There are a lot of important technical changes built into our branches. We built the HF Landscape branch of PEcAn into an R-Studio Jupyter Notebook Image called the PEcAn Unconstrained Forecast image and deployed the PEcAn Unconstrained Forecast image to Red Hat OpenShift AI in NERC. We ran the newly updated download R script for Harvard Forest Meteorological data to download over one year’s worth of data to our workbench persistent volumes. We updated the SDA Workflow for North America R scripts to process the HARV MET data, and Dongchen updated the SDA Runner script to run in the cloud.
Finally, we had to work through the challenge of PEcAn being monolithic software meant to run on one giant computer with tons of storage. Since data science projects involve large nested directories of file data, we developed an rsync strategy between containers running in OpenShift to rsync files to a model pod as part of our event-driven strategy.
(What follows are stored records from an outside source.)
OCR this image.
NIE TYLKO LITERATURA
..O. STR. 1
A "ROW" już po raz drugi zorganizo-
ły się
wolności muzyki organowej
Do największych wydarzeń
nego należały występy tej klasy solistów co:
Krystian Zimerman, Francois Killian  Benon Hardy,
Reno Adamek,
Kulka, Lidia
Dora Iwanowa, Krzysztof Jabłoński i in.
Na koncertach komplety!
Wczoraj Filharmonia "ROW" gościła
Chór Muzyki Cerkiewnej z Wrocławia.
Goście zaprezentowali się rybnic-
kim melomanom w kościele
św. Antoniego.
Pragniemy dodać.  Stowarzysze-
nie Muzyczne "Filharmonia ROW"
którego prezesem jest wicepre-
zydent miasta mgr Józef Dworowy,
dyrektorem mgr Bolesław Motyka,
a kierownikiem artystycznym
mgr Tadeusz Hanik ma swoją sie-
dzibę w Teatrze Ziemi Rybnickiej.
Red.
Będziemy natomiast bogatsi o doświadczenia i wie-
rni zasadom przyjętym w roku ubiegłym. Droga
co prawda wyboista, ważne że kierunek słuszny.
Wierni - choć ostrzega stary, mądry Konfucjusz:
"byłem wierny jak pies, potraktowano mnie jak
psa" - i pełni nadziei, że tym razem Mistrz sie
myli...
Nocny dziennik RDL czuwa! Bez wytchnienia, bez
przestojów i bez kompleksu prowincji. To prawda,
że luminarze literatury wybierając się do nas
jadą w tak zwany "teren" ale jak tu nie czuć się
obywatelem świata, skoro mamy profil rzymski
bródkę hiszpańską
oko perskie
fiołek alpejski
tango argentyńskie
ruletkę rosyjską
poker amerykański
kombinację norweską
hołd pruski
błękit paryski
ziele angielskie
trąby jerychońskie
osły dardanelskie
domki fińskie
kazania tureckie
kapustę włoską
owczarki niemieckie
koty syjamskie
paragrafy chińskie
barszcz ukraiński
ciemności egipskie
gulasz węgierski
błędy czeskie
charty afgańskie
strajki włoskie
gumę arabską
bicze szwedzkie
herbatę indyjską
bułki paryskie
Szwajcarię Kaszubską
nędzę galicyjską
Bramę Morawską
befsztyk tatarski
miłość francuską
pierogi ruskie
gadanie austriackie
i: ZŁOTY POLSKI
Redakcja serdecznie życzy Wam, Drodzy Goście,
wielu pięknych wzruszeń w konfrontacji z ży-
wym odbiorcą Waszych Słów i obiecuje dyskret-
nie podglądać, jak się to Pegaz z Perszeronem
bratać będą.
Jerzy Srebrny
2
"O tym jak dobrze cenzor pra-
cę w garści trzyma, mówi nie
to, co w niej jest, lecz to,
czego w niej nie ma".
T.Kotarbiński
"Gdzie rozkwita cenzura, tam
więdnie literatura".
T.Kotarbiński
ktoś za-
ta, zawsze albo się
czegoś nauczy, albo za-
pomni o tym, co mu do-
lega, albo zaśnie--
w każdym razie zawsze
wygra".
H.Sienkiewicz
From an OpenShift AI workbench, we can send a message to a forecasting model pod. This also triggers an rsync operation that copies all the relevant files from the workbench pod to the model pod. The model pod receives the files and the message and runs the ecological forecasting model on the data. The model pod then sends the files and additional data back to the workbench pod that triggered the message. The pod rsync operation is surprisingly fast and effective for this transfer. This may not be the long-term solution for event-driven ecological forecasting, but it has worked very well for us given our time constraints and limitations to upstream adoption of our research this year.
Future milestones
The next step for our team will be developing and deploying an asynchronous, event-driven scheduler that will elastically launch data ingest containers. This will enable scaling our prototype to multiple sites, more data constraints, and a collection of models. Future applications could extend this system to additional forecast workflows, such as water resources, biodiversity, zoonotic disease, or invasive species.
To learn more about the project, join us at github.com/PecanProject or pecanproject.slack.com, or contact Professor Dietze.
This project has been the fruit of successful collaboration among ecological forecasting experts at BU, faculty who provide high-level support, and students with technical domain expertise, in addition to industry know-how from software developers like myself. This combination, plus the computing resources made available to researchers through NERC, allowed us to tackle the engineering challenges of running the PEcAn platform in the cloud.